All you need to know about the differences between the NBA's playoffs and the NHL's playoffs could be found in a three-day stretch that ended Tuesday night.
In the NHL playoffs, you'll hardly hear an unshaven, unkempt Canadian defensemen claim, after a heartbreaking home loss to a heated rival, that the league has an inherent conspiracy brewing to have its big-market teams reach the finals, thereby slanting the officiating.
This appears common throughout the NBA, where the grapes in Miami appear the most sour. Hey, Elian's gone, get over it.
The newest stream of whine comes from the tall and overpaid members of the Miami Heat, where even leather-faced Pat Riley joined in the chorus of crybabies after being bounced by the New York Knicks again.
Leading the prosecution was ole Jim Garrison himself, guard Tim Hardaway. He launched several horrible shots during the seven-game train wreck, heaving his best shot at the NBA and referee Dick Bovetta.
During the waning moments of what appeared to be another Heat collapse, Hardaway screamed at Bovetta: "Quit cheating for the other side!"
Then, in the first few moments of his off-season, Hardaway blamed the NBA, Bovetta, Fidel Castro, Janet Reno, Tubbs, Crockett, even Spike Lee for what he considered a travesty of justice.
Hardaway begged NBA lord of discipline Rod Thorn to look into Bovetta, a native New Yorker known to hug and fraternize with friends sitting courtside at Madison Square Garden.
"Now you know why people call him `Knick Bovetta,"' Hardaway moaned.
This from a man who tried 20 shots Sunday to make six.

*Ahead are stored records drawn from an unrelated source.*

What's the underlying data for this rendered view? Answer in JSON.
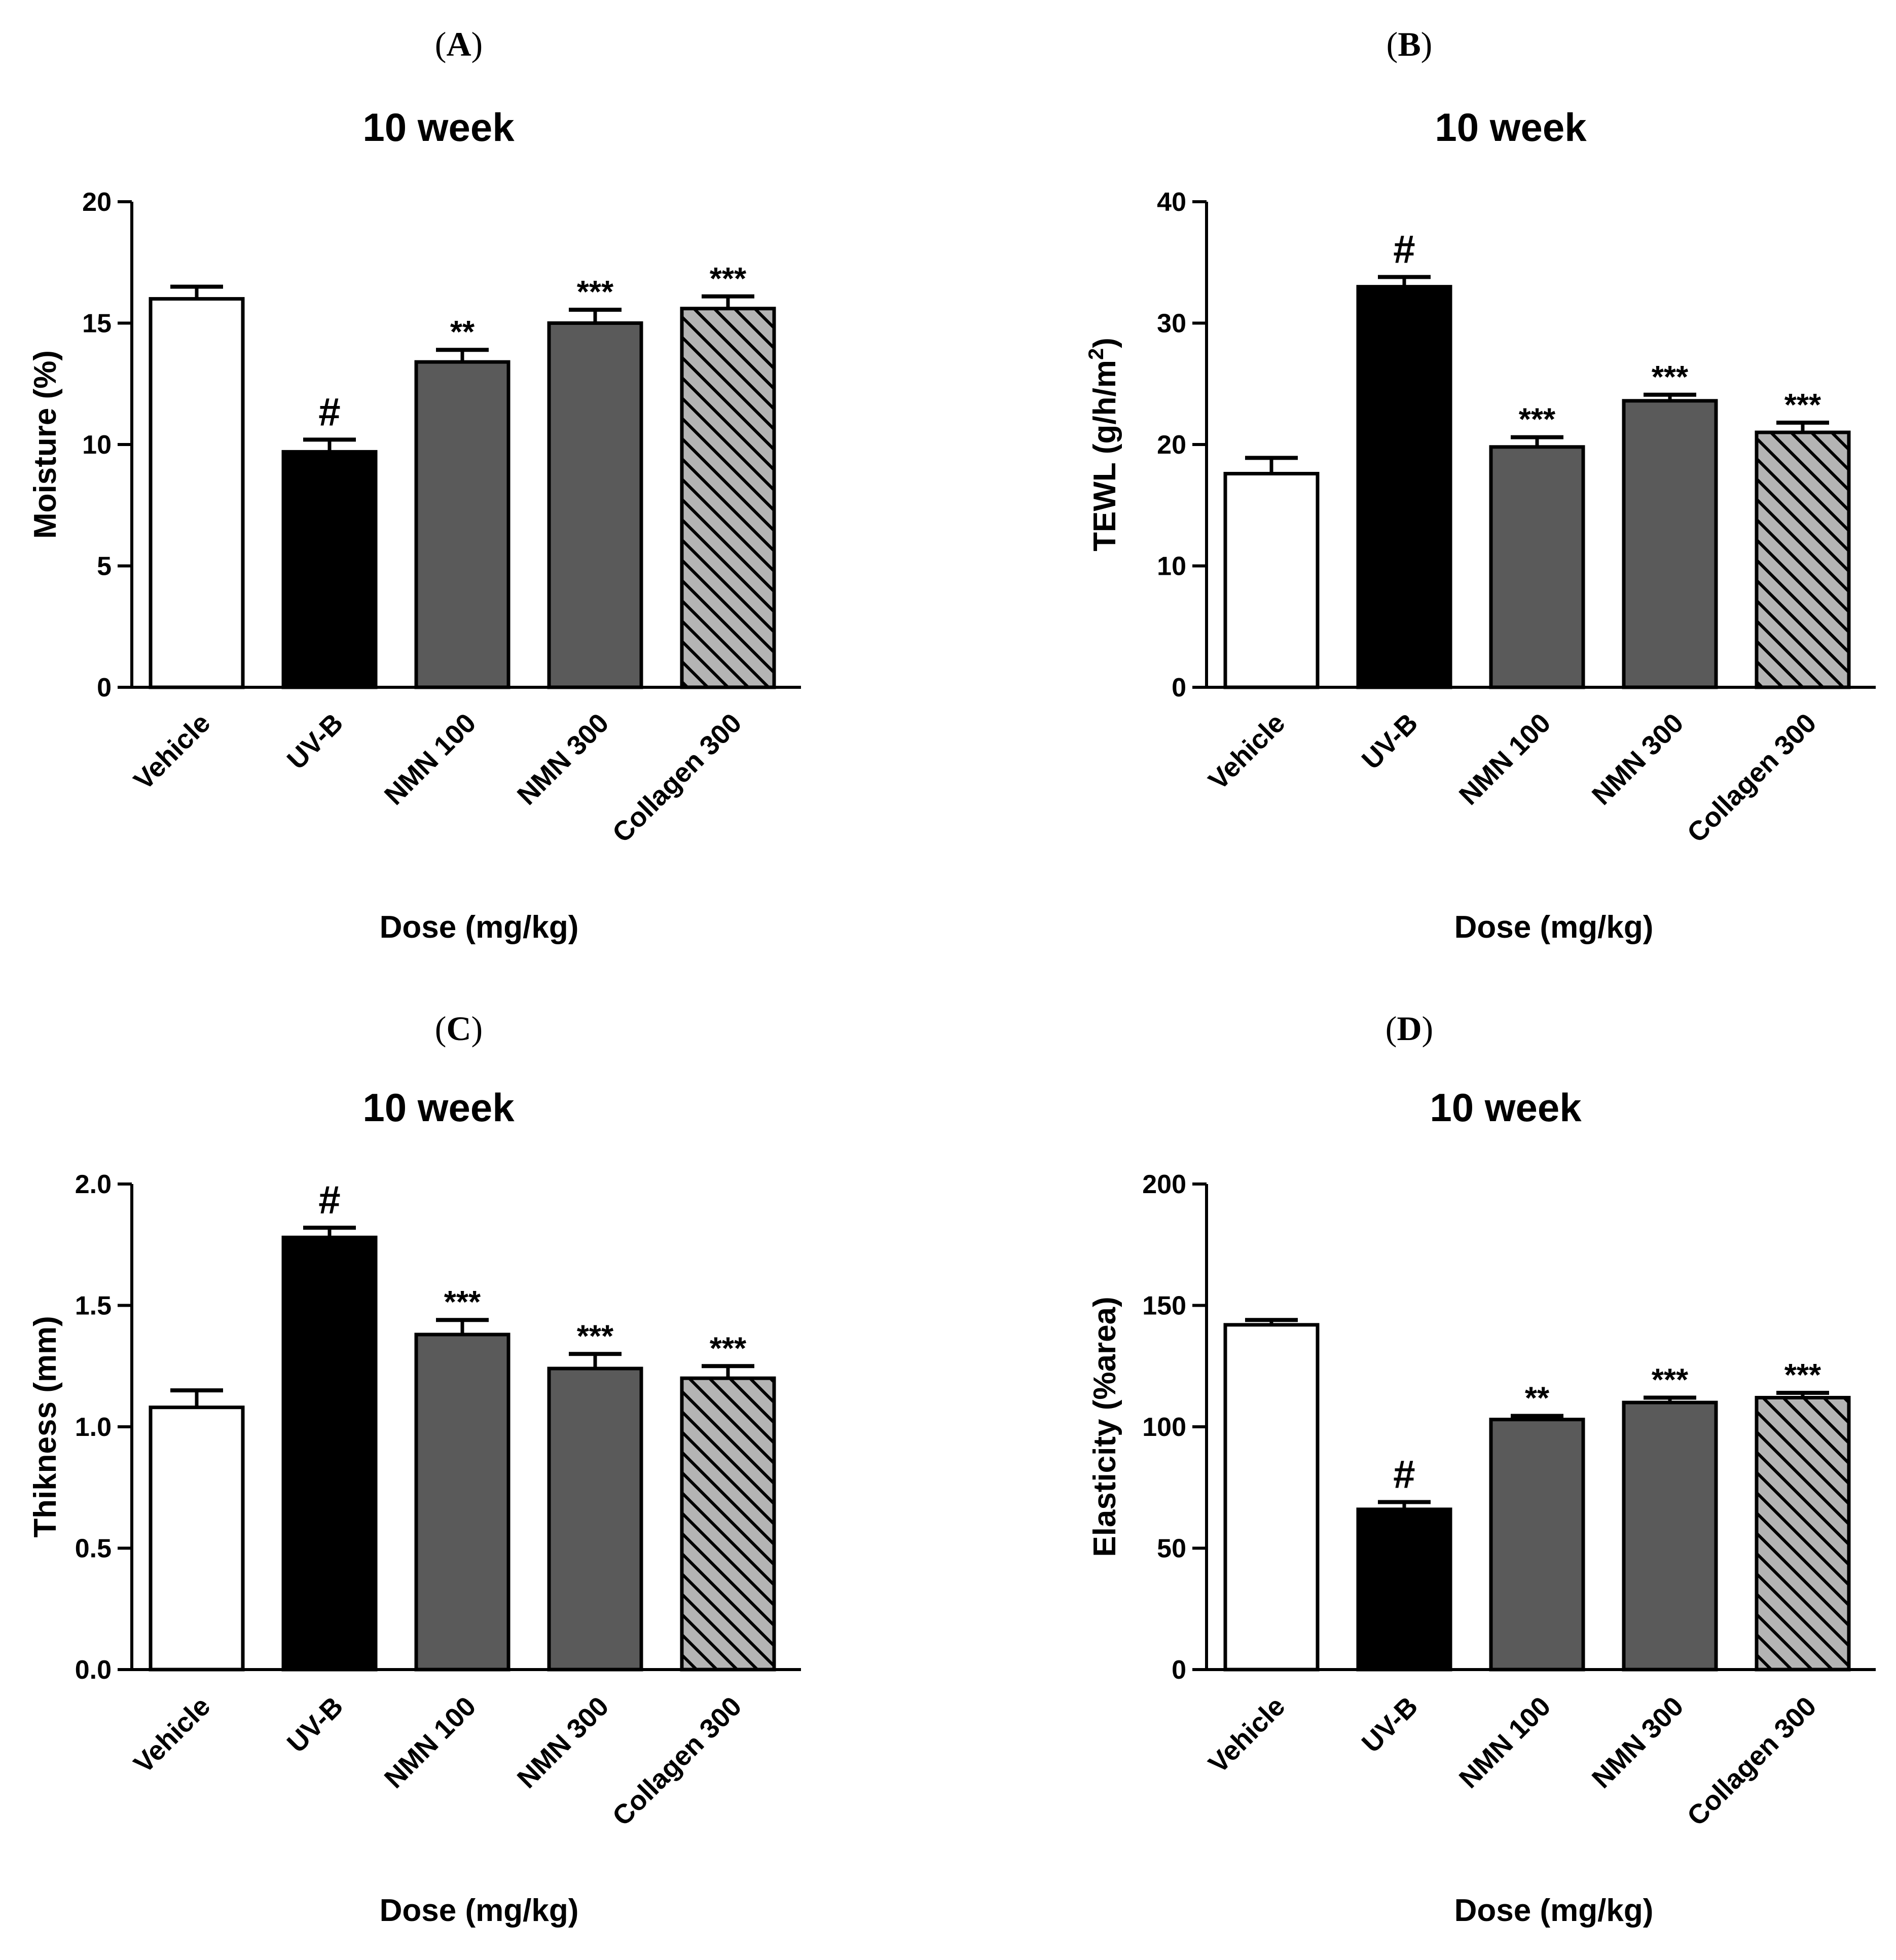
{
  "figure": {
    "xlabel": "Dose (mg/kg)"
  },
  "colors": {
    "vehicle": "#ffffff",
    "uvb": "#000000",
    "nmn": "#5a5a5a",
    "collagen": "#b4b4b4",
    "stroke": "#000000"
  },
  "chart_data": [
    {
      "type": "bar",
      "panel": "A",
      "title": "10 week",
      "xlabel": "Dose (mg/kg)",
      "ylabel": "Moisture (%)",
      "ylim": [
        0,
        20
      ],
      "yticks": [
        0,
        5,
        10,
        15,
        20
      ],
      "categories": [
        "Vehicle",
        "UV-B",
        "NMN 100",
        "NMN 300",
        "Collagen 300"
      ],
      "values": [
        16.0,
        9.7,
        13.4,
        15.0,
        15.6
      ],
      "errors": [
        0.5,
        0.5,
        0.5,
        0.55,
        0.5
      ],
      "annotations": [
        "",
        "#",
        "**",
        "***",
        "***"
      ]
    },
    {
      "type": "bar",
      "panel": "B",
      "title": "10 week",
      "xlabel": "Dose (mg/kg)",
      "ylabel": "TEWL (g/h/m",
      "ylabel_sup": "2",
      "ylabel_end": ")",
      "ylim": [
        0,
        40
      ],
      "yticks": [
        0,
        10,
        20,
        30,
        40
      ],
      "categories": [
        "Vehicle",
        "UV-B",
        "NMN 100",
        "NMN 300",
        "Collagen 300"
      ],
      "values": [
        17.6,
        33.0,
        19.8,
        23.6,
        21.0
      ],
      "errors": [
        1.3,
        0.8,
        0.8,
        0.5,
        0.8
      ],
      "annotations": [
        "",
        "#",
        "***",
        "***",
        "***"
      ]
    },
    {
      "type": "bar",
      "panel": "C",
      "title": "10 week",
      "xlabel": "Dose (mg/kg)",
      "ylabel": "Thikness (mm)",
      "ylim": [
        0,
        2.0
      ],
      "yticks": [
        "0.0",
        "0.5",
        "1.0",
        "1.5",
        "2.0"
      ],
      "categories": [
        "Vehicle",
        "UV-B",
        "NMN 100",
        "NMN 300",
        "Collagen 300"
      ],
      "values": [
        1.08,
        1.78,
        1.38,
        1.24,
        1.2
      ],
      "errors": [
        0.07,
        0.04,
        0.06,
        0.06,
        0.05
      ],
      "annotations": [
        "",
        "#",
        "***",
        "***",
        "***"
      ]
    },
    {
      "type": "bar",
      "panel": "D",
      "title": "10 week",
      "xlabel": "Dose (mg/kg)",
      "ylabel": "Elasticity (%area)",
      "ylim": [
        0,
        200
      ],
      "yticks": [
        0,
        50,
        100,
        150,
        200
      ],
      "categories": [
        "Vehicle",
        "UV-B",
        "NMN 100",
        "NMN 300",
        "Collagen 300"
      ],
      "values": [
        142,
        66,
        103,
        110,
        112
      ],
      "errors": [
        2,
        3,
        1.5,
        2,
        2
      ],
      "annotations": [
        "",
        "#",
        "**",
        "***",
        "***"
      ]
    }
  ]
}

Even Jamal Mashburn, who missed 12 of 15 shots, had the audacity to claim the Knicks "had the three refs in their pockets."
There's nothing more tiring than the We Was Robbed campaign. Apparently Hardaway and Mashburn forgot they had 83 seconds and four possessions to try for one measly point to extend their season and failed.
Conspiracies long have been rumored throughout the NBA, especially when a certain Michael Jordan suited up and received every phantom whistle around. Yup, the Bulls won six titles because David Stern wouldn't have it any other way.
Funny, though, how you never hear Peter Forsberg and John LeClair carping about Gary Bettman deliberately aiding the Rangers or Red Wings with invisible obstruction calls.
In the NHL, it's difficult to bring a conference playoff game to a legal standstill with a "Hack-A-Quack" philosophy. Unless of course the coach is a sadist who enjoys saddling his goalie with an endless supply of power plays to kill.
Yet in the NBA, Portland's Mike Dunleavy jumped through a gaping loophole by ordering minor touch fouls on league MVP Shaquille O'Neal whenever the Lakers regained possession.
This led to a record 25 fourth-quarter free-throw attempts in Game 1 and an absurd number of televisions changing channels.
In the NHL, the final two minutes of play actually equate to about 120 seconds. Here's something you might want to try when watching the next NBA playoff game. At the two-minute mark, call Domino's and see which comes first: the pepperoni pie or the over-strategized final play.
In the NHL, the game-winning shot could come from anybody anywhere, anytime. Your hero could have Ray Bourque's Hall of Fame credentials or Andy Delmore's AHL credentials.
Watch consecutive NBA games (you need to catch only the fourth quarter) and chart how each of the four remaining teams uses one of three plays: the pick-and-roll, the dump-into-the-big-man and stand around, or the isolation.
Or, if you're not so lucky, the Hack-A-Shaq.